• PLAID uses latent diffusion to generate protein 1D sequences and 3D structures simultaneously. • It learns from protein folding models’ latent space, enabling multimodal co‑generation of discrete sequences and continuous coordinates. • Supports compositional function and organism prompts, trained on vast sequence databases (2‑4 orders larger than structure sets). • Addresses key limitations: all‑atom generation, organism specificity, and control specification for drug‑design relevance. • Builds on AlphaFold2’s success, aiming to move beyond folding to practical protein design and therapeutics. • Future interface could let users specify constraints like solubility, delivery format, or immune compatibility.
Article Summaries:
- PLAID: A Multimodal Protein Generator Using Latent Diffusion
Following the 2024 Nobel Prize awarded to AlphaFold2, researchers have introduced PLAID, a generative model that simultaneously produces protein 1‑D sequences and all‑atom 3‑D structures.
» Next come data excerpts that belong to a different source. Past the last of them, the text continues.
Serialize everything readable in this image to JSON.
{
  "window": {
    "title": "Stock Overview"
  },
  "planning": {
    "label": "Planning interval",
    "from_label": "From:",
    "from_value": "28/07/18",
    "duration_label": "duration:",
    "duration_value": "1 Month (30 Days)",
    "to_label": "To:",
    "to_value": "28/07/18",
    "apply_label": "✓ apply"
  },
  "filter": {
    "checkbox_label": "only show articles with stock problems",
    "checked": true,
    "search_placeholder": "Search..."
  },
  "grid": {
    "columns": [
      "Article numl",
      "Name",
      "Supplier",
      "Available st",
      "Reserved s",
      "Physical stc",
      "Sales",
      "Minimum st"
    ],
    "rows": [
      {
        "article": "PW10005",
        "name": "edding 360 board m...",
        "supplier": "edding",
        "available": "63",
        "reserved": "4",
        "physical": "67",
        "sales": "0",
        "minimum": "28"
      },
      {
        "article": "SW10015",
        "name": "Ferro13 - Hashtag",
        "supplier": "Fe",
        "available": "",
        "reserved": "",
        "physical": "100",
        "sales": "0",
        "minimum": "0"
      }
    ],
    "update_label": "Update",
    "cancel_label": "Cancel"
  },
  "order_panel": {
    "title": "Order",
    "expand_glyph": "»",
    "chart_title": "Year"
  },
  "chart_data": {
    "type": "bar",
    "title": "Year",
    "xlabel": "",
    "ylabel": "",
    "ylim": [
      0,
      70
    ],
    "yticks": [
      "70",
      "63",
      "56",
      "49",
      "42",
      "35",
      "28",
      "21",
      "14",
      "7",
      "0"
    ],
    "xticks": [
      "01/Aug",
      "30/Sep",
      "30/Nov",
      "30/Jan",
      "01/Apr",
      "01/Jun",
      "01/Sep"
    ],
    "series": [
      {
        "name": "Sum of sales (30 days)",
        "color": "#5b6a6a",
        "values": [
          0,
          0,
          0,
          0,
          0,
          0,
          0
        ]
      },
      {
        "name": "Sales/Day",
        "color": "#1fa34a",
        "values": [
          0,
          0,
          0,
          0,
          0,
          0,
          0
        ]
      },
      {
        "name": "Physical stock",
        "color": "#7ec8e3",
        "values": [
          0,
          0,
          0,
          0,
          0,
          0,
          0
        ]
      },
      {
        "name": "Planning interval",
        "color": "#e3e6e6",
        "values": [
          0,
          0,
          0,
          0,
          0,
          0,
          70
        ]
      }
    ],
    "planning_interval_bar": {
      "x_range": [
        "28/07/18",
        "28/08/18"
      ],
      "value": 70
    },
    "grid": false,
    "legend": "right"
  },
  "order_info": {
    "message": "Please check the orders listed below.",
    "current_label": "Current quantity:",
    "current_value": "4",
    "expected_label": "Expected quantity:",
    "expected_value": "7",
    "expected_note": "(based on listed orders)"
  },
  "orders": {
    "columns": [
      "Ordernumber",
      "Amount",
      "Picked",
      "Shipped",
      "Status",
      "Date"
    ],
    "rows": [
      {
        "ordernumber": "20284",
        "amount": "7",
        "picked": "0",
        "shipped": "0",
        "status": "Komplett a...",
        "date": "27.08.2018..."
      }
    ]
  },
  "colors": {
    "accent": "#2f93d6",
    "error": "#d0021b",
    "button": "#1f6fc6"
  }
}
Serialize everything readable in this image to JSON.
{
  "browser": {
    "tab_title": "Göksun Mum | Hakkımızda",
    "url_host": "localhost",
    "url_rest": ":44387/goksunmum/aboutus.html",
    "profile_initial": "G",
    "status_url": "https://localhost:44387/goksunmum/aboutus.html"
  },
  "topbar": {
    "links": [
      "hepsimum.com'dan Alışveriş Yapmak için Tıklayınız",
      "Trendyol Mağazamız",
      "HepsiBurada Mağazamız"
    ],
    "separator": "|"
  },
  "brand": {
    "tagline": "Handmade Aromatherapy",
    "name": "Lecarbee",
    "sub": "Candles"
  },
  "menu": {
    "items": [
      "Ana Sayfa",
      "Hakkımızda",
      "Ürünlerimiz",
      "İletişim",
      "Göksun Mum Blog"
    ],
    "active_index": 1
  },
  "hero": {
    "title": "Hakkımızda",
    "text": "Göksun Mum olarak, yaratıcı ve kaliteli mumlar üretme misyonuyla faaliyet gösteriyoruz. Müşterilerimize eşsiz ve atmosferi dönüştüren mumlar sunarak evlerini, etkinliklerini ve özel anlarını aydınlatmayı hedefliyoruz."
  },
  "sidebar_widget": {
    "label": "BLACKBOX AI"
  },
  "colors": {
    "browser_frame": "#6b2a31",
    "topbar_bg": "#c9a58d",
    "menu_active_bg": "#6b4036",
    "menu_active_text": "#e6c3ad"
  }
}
PLAID learns a diffusion process over the latent space of existing folding models, enabling it to generate new proteins from large sequence databases-2-4 orders of magnitude larger than structural datasets-without requiring structural training data. The model supports multimodal co‑generation, organism‑specific “humanization,” and compositional textual prompts for function and other constraints, aiming to bridge the gap between protein design and practical drug development.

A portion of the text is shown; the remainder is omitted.